ATP is designed with deep sensors and response mechanisms to swiftly expose memory and kernel-level attacks, then respond by terminating suspect processes and repressing malicious files.

Windows Defender ATP Exploit Guard is built with multiple powerful host-intrusion prevention components with capabilities to fend off malicious attack vectors and malware.

b) Enhancements in Software Defined Networking (SDN) security

Windows Server 2019 comes with a more robust SDN security package than Windows Server 2016. The most visible aspects are:

  • Encrypted networks
  • Egress metering
  • Virtual network peering
  • Firewall auditing

c) Shielded Virtual Machines support improvements

Windows Server 2019 provides shielded support for mixed OS environments. This not only boosts performance efficiency in the virtual machines but also keeps the physical server safe.

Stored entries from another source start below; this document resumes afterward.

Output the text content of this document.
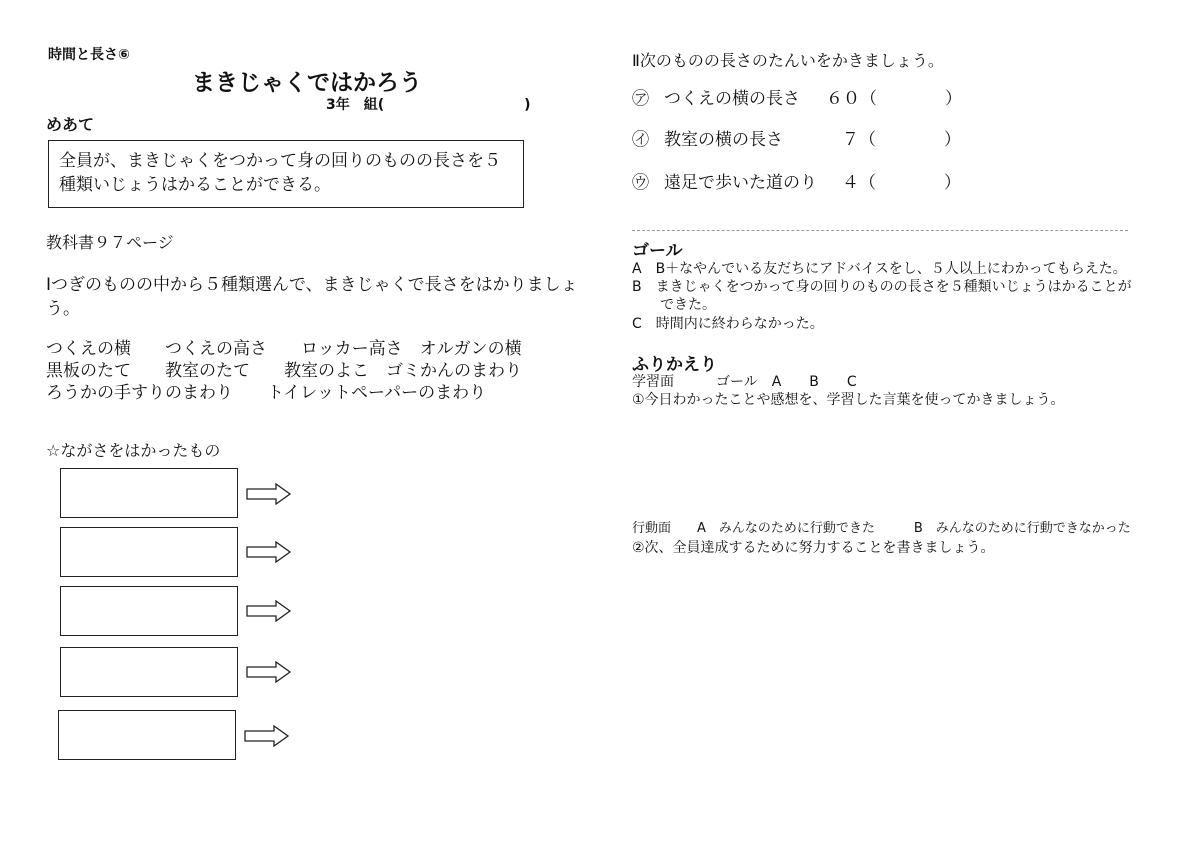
時間と長さ⑥
まきじゃくではかろう
3年　組(　　　　　　　　　　)
めあて
全員が、まきじゃくをつかって身の回りのものの長さを５種類いじょうはかることができる。
教科書９７ページ
Ⅰつぎのものの中から５種類選んで、まきじゃくで長さをはかりましょ
う。
つくえの横　　つくえの高さ　　ロッカー高さ　オルガンの横
黒板のたて　　教室のたて　　教室のよこ　ゴミかんのまわり
ろうかの手すりのまわり　　トイレットペーパーのまわり
☆ながさをはかったもの
Ⅱ次のものの長さのたんいをかきましょう。
㋐ つくえの横の長さ ６０（　　　　）
㋑ 教室の横の長さ	７（　　　　）
㋒ 遠足で歩いた道のり ４（　　　　）
ゴール
A　B＋なやんでいる友だちにアドバイスをし、５人以上にわかってもらえた。
B　まきじゃくをつかって身の回りのものの長さを５種類いじょうはかることが
　　できた。
C　時間内に終わらなかった。
ふりかえり
学習面　　　ゴール　A　　B　　C
①今日わかったことや感想を、学習した言葉を使ってかきましょう。
行動面　　A　みんなのために行動できた　　　B　みんなのために行動できなかった
②次、全員達成するために努力することを書きましょう。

  • Linux support: For mixed-OS environments, Windows Server 2019 supports running of Red Hat Enterprise Linux, Ubuntu, and SUSE Linux Enterprise Server in shielded virtual machines
  • Troubleshooting virtual machine improvement: PowerShell Direct and VMConnect Enhanced Session Mode have made troubleshooting of shielded virtual machines convenient. They don’t require configuration but are automatically available when a shielded VM is linked with a Hyper-V host running Windows 2019 Server version 1803 or later.

d) HTTP/2 integration

Windows 2019 integrates with HTTP/2, which improves coalescing of connections, thereby delivering an encrypted and uninterrupted browsing experience.

The upgraded HTTP/2’s server-side cipher suite negotiation is not only easy to deploy but also provides automatic connection failure mitigation.

Summary

Advancements in automatic connection to Azure, network performance optimization for virtual workloads, Software Defined Networking (SDN), and network security optimization are only the icing on the cake.

Microsoft is determined to continue improving cloud-based connectivity to optimize performance and save on-site storage costs.

We are set to see even more releases to augment Windows 2019 advanced networking functions.